The fault lies in that they belong to a centrally planned and rigid system that looks at books as if they were matchboxes. In a system where books are subsidized in full, bookstores need to also be subsidized by the State, which turns them into boring repositories, museums where the public can see what nobody bought at book fairs in previous years.
Let me say it again: I’m not saying State subsidies on books need to be cut, what I’m saying is that publishers and bookstores should be able to rely on other sources of income. Economic reforms in the past two years have given greater freedom to publishers on the surface, but this freedom continues to be extremely limited: 1) plans are subordinated to the Cuban Book Institute’s own and its great annual event, the Book Fair, and 2) printing continues to be out of its hands, as it answers to a different ministry and the allocation of foreign currency which doesn’t take book sales into account.
The only thing the reforms have done is demand that publishing houses be more profitable, without giving them the tools they need to do this. That’s to say, without letting a publisher decide if it wants to publish a certain book in the next few months, and if it’s a hit, reprint it immediately so it reaches more readers.
This is why there aren’t top sellers in Cuba, because great acclaim from critics and sales are not reflected in reprints and reeditions. If a book wins a literary competition, a thousand copies are printed and then you can’t find it anywhere, ever again. When was the last time a Carpentier Award winner was reprinted? Or a UNEAC Award winner? Or a David Award winner? Or a Calendar Award winner?

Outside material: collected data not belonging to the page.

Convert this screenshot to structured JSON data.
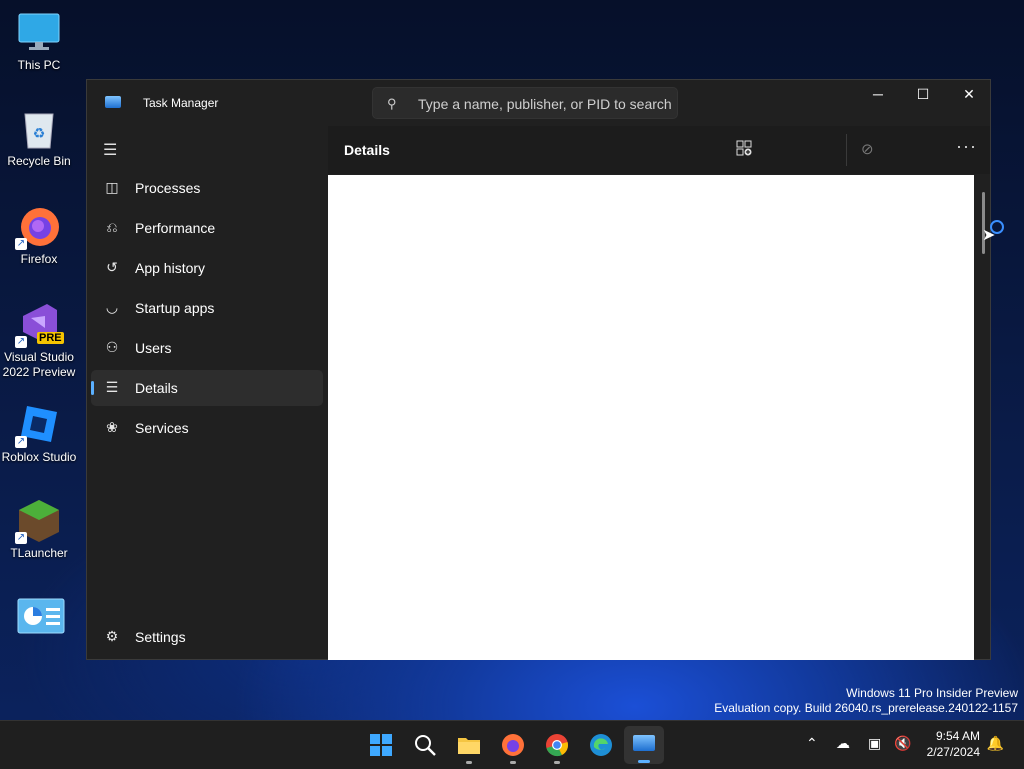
{
  "desktop": {
    "icons": [
      {
        "label": "This PC",
        "icon": "monitor-icon"
      },
      {
        "label": "Recycle Bin",
        "icon": "recycle-bin-icon"
      },
      {
        "label": "Firefox",
        "icon": "firefox-icon"
      },
      {
        "label": "Visual Studio 2022 Preview",
        "badge": "PRE",
        "icon": "visual-studio-icon"
      },
      {
        "label": "Roblox Studio",
        "icon": "roblox-studio-icon"
      },
      {
        "label": "TLauncher",
        "icon": "tlauncher-icon"
      },
      {
        "label": "",
        "icon": "control-panel-icon"
      }
    ]
  },
  "window": {
    "title": "Task Manager",
    "search_placeholder": "Type a name, publisher, or PID to search",
    "controls": {
      "minimize": "─",
      "maximize": "☐",
      "close": "✕"
    }
  },
  "sidebar": {
    "menu_icon": "☰",
    "items": [
      {
        "label": "Processes",
        "icon": "processes-icon"
      },
      {
        "label": "Performance",
        "icon": "performance-icon"
      },
      {
        "label": "App history",
        "icon": "history-icon"
      },
      {
        "label": "Startup apps",
        "icon": "startup-icon"
      },
      {
        "label": "Users",
        "icon": "users-icon"
      },
      {
        "label": "Details",
        "icon": "details-icon",
        "active": true
      },
      {
        "label": "Services",
        "icon": "services-icon"
      }
    ],
    "settings": "Settings"
  },
  "main": {
    "page_title": "Details",
    "more": "···"
  },
  "watermark": {
    "line1": "Windows 11 Pro Insider Preview",
    "line2": "Evaluation copy. Build 26040.rs_prerelease.240122-1157"
  },
  "taskbar": {
    "time": "9:54 AM",
    "date": "2/27/2024"
  },
  "colors": {
    "accent": "#5bb0ff",
    "window_bg": "#202020",
    "taskbar_bg": "#1f1f1f"
  }
}
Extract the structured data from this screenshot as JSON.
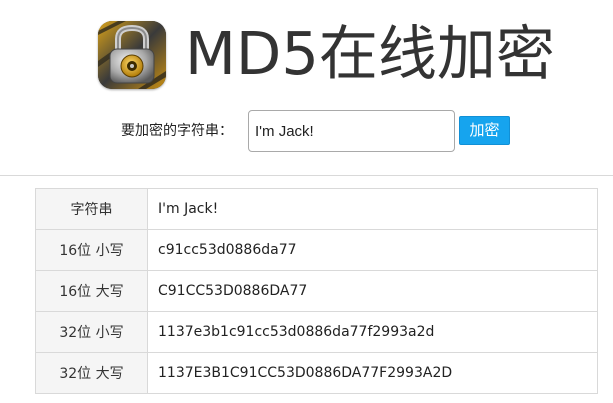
{
  "header": {
    "title": "MD5在线加密",
    "logo_icon": "padlock-icon"
  },
  "form": {
    "label": "要加密的字符串：",
    "input_value": "I'm Jack!",
    "button_label": "加密",
    "button_color": "#16a4ee"
  },
  "results": {
    "rows": [
      {
        "key": "字符串",
        "value": "I'm Jack!"
      },
      {
        "key": "16位 小写",
        "value": "c91cc53d0886da77"
      },
      {
        "key": "16位 大写",
        "value": "C91CC53D0886DA77"
      },
      {
        "key": "32位 小写",
        "value": "1137e3b1c91cc53d0886da77f2993a2d"
      },
      {
        "key": "32位 大写",
        "value": "1137E3B1C91CC53D0886DA77F2993A2D"
      }
    ]
  }
}
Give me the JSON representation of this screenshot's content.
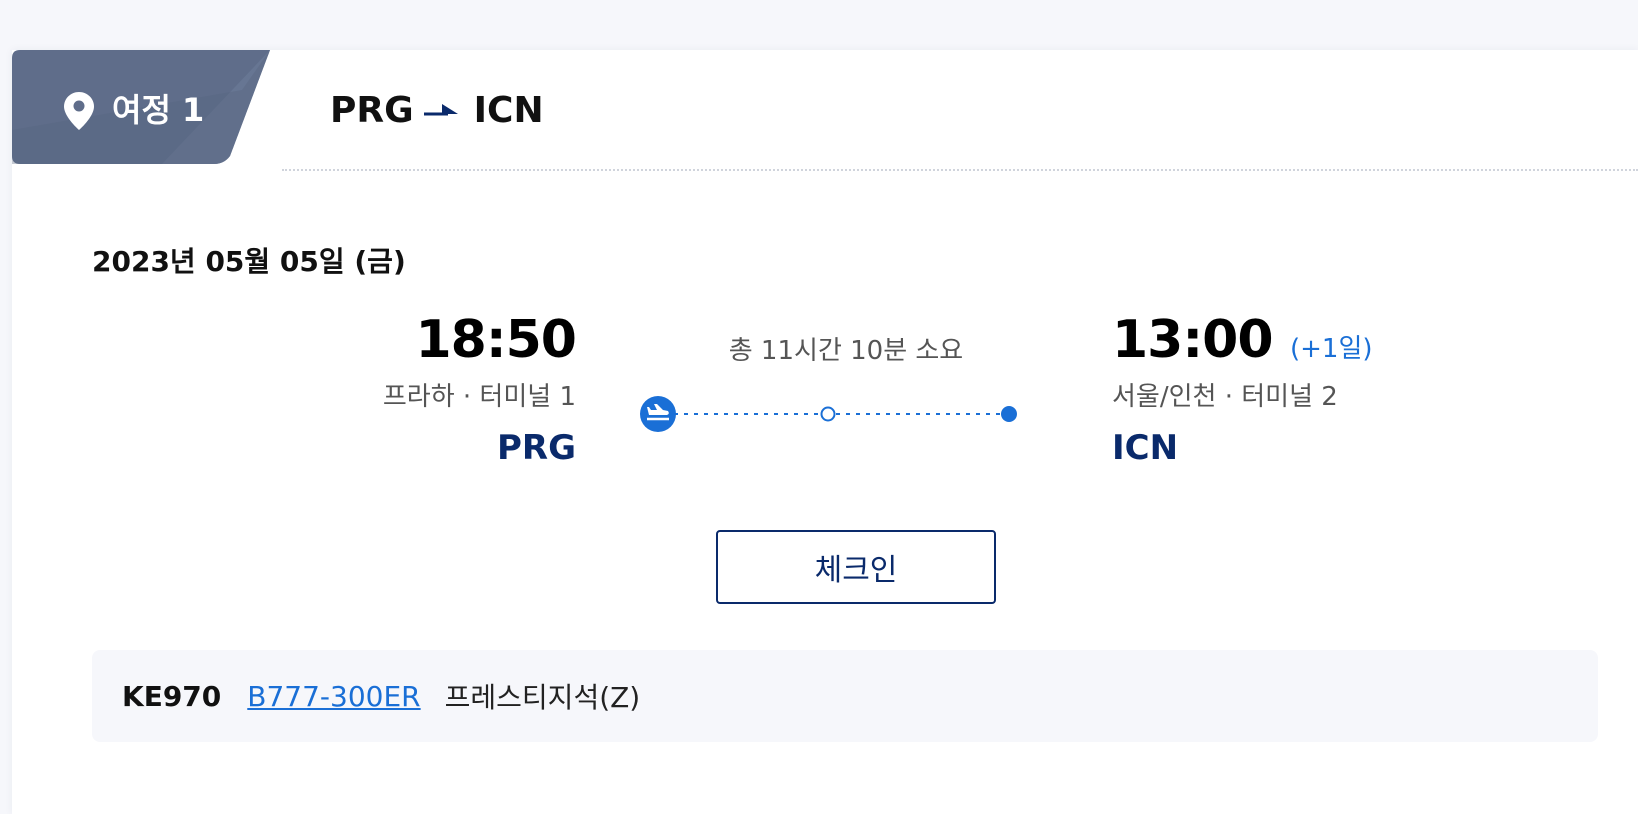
{
  "itinerary": {
    "tab_label": "여정 1",
    "origin": "PRG",
    "destination": "ICN"
  },
  "flight": {
    "date": "2023년 05월 05일 (금)",
    "departure": {
      "time": "18:50",
      "city_terminal": "프라하 · 터미널 1",
      "code": "PRG"
    },
    "duration": "총 11시간 10분 소요",
    "arrival": {
      "time": "13:00",
      "day_offset": "(+1일)",
      "city_terminal": "서울/인천 · 터미널 2",
      "code": "ICN"
    },
    "checkin_label": "체크인",
    "flight_number": "KE970",
    "aircraft": "B777-300ER",
    "cabin": "프레스티지석(Z)"
  },
  "icons": {
    "tab": "location-pin-icon",
    "route": "plane-arrow-icon",
    "departure": "takeoff-icon",
    "stopover": "stop-circle-icon",
    "arrival": "arrival-dot-icon"
  },
  "colors": {
    "tab_bg": "#5f6d8a",
    "navy": "#0a2a6b",
    "accent_blue": "#1a6fd6",
    "panel_bg": "#f6f7fb"
  }
}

It’s clear that only one in two Calendar Award winners deserve to be reprinted, but this opportunity should exist. The framework has been built so that national literature is a mosaic of print runs is a commitment between institutions (UNEAC, AHS, the Cuban Book Institute, UJC…), where publishing houses are only intermediaries. In many cases, Cuban publishing houses are only entities which institutions hire to edit texts they themselves have decided to publish beforehand. Organizations and institutions are doing the publishing management work (via different mechanisms, which are often inefficient), and publishers are only left with syntax and orthographic decisions.
A series of conditions need to be given for the Cuban book industry to flourish. A gradual recovery in other economic sectors isn’t enough. Publishing houses need to have an exchange rate that allows them to import the paper they need. Foreign currency for printing books shouldn’t be a central allocation that ends up in a different ministry, in fact. Publishing houses need to have autonomy in their publishing plans regarding other institutions’ interests, except for specific cases (textbooks, etc.).
Publishing houses and bookstores need to be able to sell certain books at competitive prices on the market (prices run operating bookstores at the end of the day: the ones that work anyway), so they don’t depend upon the benevolence and arbitrariness of subsidies. Bookstores need to be reinvented as spaces and new distribution methods could be explored.
It might seem like this is too much, in very different fields too, but it’s either this or writers and readers sitting and waiting for the Cuban economy to take off that allows subsidies to trickle down and fund new sellers to be printed en masse. The first option is difficult, but the second seems even more far-removed from reality and unlikely. It’s better to fight for something difficult that depends upon our own efforts than wait for an easy solution that depends upon somebody else: this has been the lesson we don’t seem to have learned yet.